The U.S. Department of Agriculture reported weekly soybean export sales were 247,900 metric tonnes for the week ended June 21. Included in the total were sales of 239,800 metric tonnes for the 2006-07 marketing year. The 2006-07 sales were primarily for Japan with 75,200 metric tonnes, Mexico with 69,200 tonnes and China with 64,400 tonnes. Analysts had forecast sales between 100,000 and 450,000 metric tonnes. Soymeal sales were a net 78,300 tonnes, and soyoil commitments were 30,600 metric tonnes.
USDA is scheduled to release its annual acreage and quarterly grain stock reports Friday at 8:30 a.m. EDT. The average of 20 analysts' estimates pegged 2007 soybean acreage at 67.838 million acres, up from the prospective planting figure of 67.140 million. The average was from a range of 66 million to 69 million acres. Quarterly grain stocks were pegged at 1.076 billion bushels from a range of 909 million to 1.120 billion. Fifteen analysts participated in the stocks survey.
The DTN Meteorlogix Weather Service forecast said hot weather early next week in the western Midwest is not expected to last long enough to significantly impact crops. However, the drying trend may continue for the central Minnesota region. In the eastern Midwest, a few more significant thundershowers in some dry areas yesterday improved the outlook for this part of the crop. The extended outlook sees only hot weather briefly.

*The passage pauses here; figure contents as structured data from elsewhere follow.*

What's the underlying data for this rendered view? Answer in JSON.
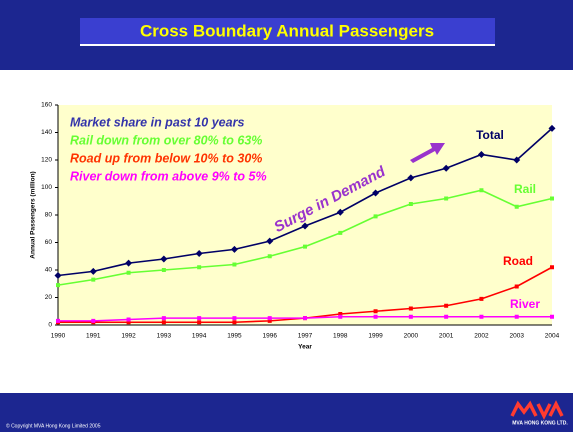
{
  "chart_data": {
    "type": "line",
    "title": "Cross Boundary Annual Passengers",
    "y_label": "Annual Passengers (million)",
    "x_label": "Year",
    "categories": [
      "1990",
      "1991",
      "1992",
      "1993",
      "1994",
      "1995",
      "1996",
      "1997",
      "1998",
      "1999",
      "2000",
      "2001",
      "2002",
      "2003",
      "2004"
    ],
    "series": [
      {
        "name": "Total",
        "color": "#000066",
        "values": [
          36,
          39,
          45,
          48,
          52,
          55,
          61,
          72,
          82,
          96,
          107,
          114,
          124,
          120,
          143
        ]
      },
      {
        "name": "Rail",
        "color": "#66ff33",
        "values": [
          29,
          33,
          38,
          40,
          42,
          44,
          50,
          57,
          67,
          79,
          88,
          92,
          98,
          86,
          92
        ]
      },
      {
        "name": "Road",
        "color": "#ff0000",
        "values": [
          2,
          2,
          2,
          2,
          2,
          2,
          3,
          5,
          8,
          10,
          12,
          14,
          19,
          28,
          42
        ]
      },
      {
        "name": "River",
        "color": "#ff00ff",
        "values": [
          3,
          3,
          4,
          5,
          5,
          5,
          5,
          5,
          6,
          6,
          6,
          6,
          6,
          6,
          6
        ]
      }
    ],
    "ylim": [
      0,
      160
    ],
    "yticks": [
      0,
      20,
      40,
      60,
      80,
      100,
      120,
      140,
      160
    ],
    "annotations": [
      {
        "text": "Market share in past 10 years",
        "color": "#3333aa"
      },
      {
        "text": "Rail down from over 80% to 63%",
        "color": "#66ff33"
      },
      {
        "text": "Road up from below 10% to 30%",
        "color": "#ff3300"
      },
      {
        "text": "River down from above 9% to 5%",
        "color": "#ff00ff"
      },
      {
        "text": "Surge in Demand",
        "color": "#9933cc"
      }
    ],
    "footer": "© Copyright MVA Hong Kong Limited 2005",
    "logo": "MVA HONG KONG LTD."
  }
}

In overseas markets, crude palm oil futures on the Bursa Malaysia Derivatives ended higher Thursday, boosted by short covering and late speculative buying amid an optimistic outlook for demand in the coming months. The benchmark September contract ended at MYR2,383 a metric tonne, up MYR49 from Wednesday.
On Singapore's Joint Asian Derivatives Exchange, CPO futures also rose, with September up US$17 to end at US$689.50/tonne.
Soybean futures traded on the Dalian Commodity Exchange settled higher Thursday on reports that some traders are taking delivery of soybeans from the exchange's warehouses. The benchmark January 2008 soybean No.1 contract settled RMB7 higher at RMB3,212/tonne.